Mahdu
llega a Delhi para iniciar su vida profesional. En un hostal sólo
para mujeres le ofrecen la habitación 333. Las otras residentes de
la planta le dicen que salga de esa habitación antes de que sea
demasiado tarde. En paralelo, la oficial de policía Mishra investiga
la desaparición de su hijo que acababa de salir de la cárcel.
Una
buena historia de terror. Hay terror sobrenatural y terror procedente
de degenerados humanos.

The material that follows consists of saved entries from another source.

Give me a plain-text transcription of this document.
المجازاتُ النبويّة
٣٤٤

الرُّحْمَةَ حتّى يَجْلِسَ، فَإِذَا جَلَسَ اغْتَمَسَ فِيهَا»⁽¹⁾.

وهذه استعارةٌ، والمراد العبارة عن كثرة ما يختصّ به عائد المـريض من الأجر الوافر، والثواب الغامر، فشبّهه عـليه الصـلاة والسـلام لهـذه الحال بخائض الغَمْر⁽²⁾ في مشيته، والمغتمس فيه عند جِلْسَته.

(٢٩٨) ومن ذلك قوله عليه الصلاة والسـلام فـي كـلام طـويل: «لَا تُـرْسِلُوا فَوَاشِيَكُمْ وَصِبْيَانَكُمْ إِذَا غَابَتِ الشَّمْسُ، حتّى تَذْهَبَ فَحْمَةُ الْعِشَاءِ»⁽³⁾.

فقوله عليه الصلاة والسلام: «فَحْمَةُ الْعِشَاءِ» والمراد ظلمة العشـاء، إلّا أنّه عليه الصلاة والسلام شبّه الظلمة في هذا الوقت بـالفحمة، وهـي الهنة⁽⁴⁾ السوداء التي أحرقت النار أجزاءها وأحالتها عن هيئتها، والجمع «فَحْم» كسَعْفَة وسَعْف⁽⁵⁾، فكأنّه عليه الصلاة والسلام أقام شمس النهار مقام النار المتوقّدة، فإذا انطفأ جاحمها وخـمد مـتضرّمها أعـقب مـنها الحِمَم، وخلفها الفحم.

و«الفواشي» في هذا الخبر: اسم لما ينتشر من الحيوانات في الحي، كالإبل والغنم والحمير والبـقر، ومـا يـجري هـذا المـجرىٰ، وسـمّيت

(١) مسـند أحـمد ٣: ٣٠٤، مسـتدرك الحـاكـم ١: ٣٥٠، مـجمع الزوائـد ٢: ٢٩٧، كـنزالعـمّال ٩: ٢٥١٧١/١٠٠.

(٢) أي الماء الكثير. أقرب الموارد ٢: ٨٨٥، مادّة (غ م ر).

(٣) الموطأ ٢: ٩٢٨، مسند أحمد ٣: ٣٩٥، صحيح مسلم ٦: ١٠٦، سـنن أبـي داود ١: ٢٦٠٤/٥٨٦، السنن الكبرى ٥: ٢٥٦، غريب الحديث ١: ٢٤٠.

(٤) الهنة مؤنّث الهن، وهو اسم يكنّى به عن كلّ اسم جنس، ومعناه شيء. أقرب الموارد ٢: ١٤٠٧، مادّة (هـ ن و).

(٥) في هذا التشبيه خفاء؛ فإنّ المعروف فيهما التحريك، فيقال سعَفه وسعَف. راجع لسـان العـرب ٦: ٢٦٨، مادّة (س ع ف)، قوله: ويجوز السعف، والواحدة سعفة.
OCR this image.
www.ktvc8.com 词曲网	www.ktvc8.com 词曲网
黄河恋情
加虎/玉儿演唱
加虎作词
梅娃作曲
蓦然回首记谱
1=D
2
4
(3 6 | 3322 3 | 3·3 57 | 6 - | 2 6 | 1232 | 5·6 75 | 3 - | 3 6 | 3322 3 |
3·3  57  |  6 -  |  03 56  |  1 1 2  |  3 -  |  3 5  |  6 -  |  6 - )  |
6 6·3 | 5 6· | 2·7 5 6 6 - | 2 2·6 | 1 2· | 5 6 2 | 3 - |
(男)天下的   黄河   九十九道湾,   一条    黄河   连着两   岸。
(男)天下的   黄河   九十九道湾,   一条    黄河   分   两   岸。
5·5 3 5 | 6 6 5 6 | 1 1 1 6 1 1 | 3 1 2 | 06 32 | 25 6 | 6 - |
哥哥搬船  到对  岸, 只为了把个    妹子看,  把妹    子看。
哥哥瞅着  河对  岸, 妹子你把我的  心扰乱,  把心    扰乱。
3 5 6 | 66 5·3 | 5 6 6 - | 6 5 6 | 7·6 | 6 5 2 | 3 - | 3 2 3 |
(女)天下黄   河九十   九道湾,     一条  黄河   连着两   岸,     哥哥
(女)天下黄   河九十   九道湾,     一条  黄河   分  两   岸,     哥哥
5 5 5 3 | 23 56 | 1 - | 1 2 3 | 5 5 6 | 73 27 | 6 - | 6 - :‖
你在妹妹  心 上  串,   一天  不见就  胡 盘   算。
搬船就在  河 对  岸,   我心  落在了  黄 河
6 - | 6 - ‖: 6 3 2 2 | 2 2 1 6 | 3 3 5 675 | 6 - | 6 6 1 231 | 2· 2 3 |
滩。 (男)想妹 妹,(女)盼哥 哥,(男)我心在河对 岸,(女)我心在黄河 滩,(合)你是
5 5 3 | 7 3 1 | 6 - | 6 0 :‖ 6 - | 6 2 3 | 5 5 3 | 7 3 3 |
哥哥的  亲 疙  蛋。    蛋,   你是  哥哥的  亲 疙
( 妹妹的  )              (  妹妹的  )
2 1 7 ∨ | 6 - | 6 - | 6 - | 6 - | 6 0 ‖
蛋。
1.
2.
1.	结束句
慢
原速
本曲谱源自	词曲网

Hay terror misterioso y terror concreto,
tangible.
La
serie está bien escrita, con personajes que no son monolíticos, de
una complejidad sorprendente, especialmente la dualidad de ese
médico/brujo, absolutamente perturbado y aterrador, pero al mismo
tiempo, tal vez, el único que puede aportar la solución.
Todos
los personajes tienen matices: Mishra es alcohólica, Mahdu tiene un
trauma del pasado peor que cualquier monstruo sobrenatural… Monika
Panwar,
la actriz principal, es muy versátil. El personaje experimenta una
notable evolución y es una todoterreno en cualquier registro. El
novio de Mahdu tiene sus propios problemas por la misma causa…
Visualmente
hay muchos contrastes. Desde casas lujosas al cochambroso hostal. Me
encanta el hostal. Un espacio con una atmósfera muy lograda. Ese
pasillo ominoso sólo es superado por la casa del médico/brujo. Qué
bien se lo pasa la cámara filmando esos contrastes de luz.
Hay
cosas rodadas de un modo realmente perturbador. Hacía tiempo que no
disfrutaba de una película de terror y no pensaba que una serie
fuese capaz de sostener el ritmo. Pero ésta lo hace. Excepto la
relación entre Mahdu y Aarón, que se hace un poco repetitiva, el
resto es solidísimo, combinando muy bien los conflictos humanos con
el terror fantástico.
Episodio
5, titulado Poseída.
Buf. Capitulazo.
Por
supuesto se
puede leer todo en clave
feminista. Ese encierro
en la planta 3 tiene mucha simbología detrás.
Ambigua,
retorcida, espeluznante. Hacen cosas muy buenas en India. Las
plataformas deberían publicitarlas mejor.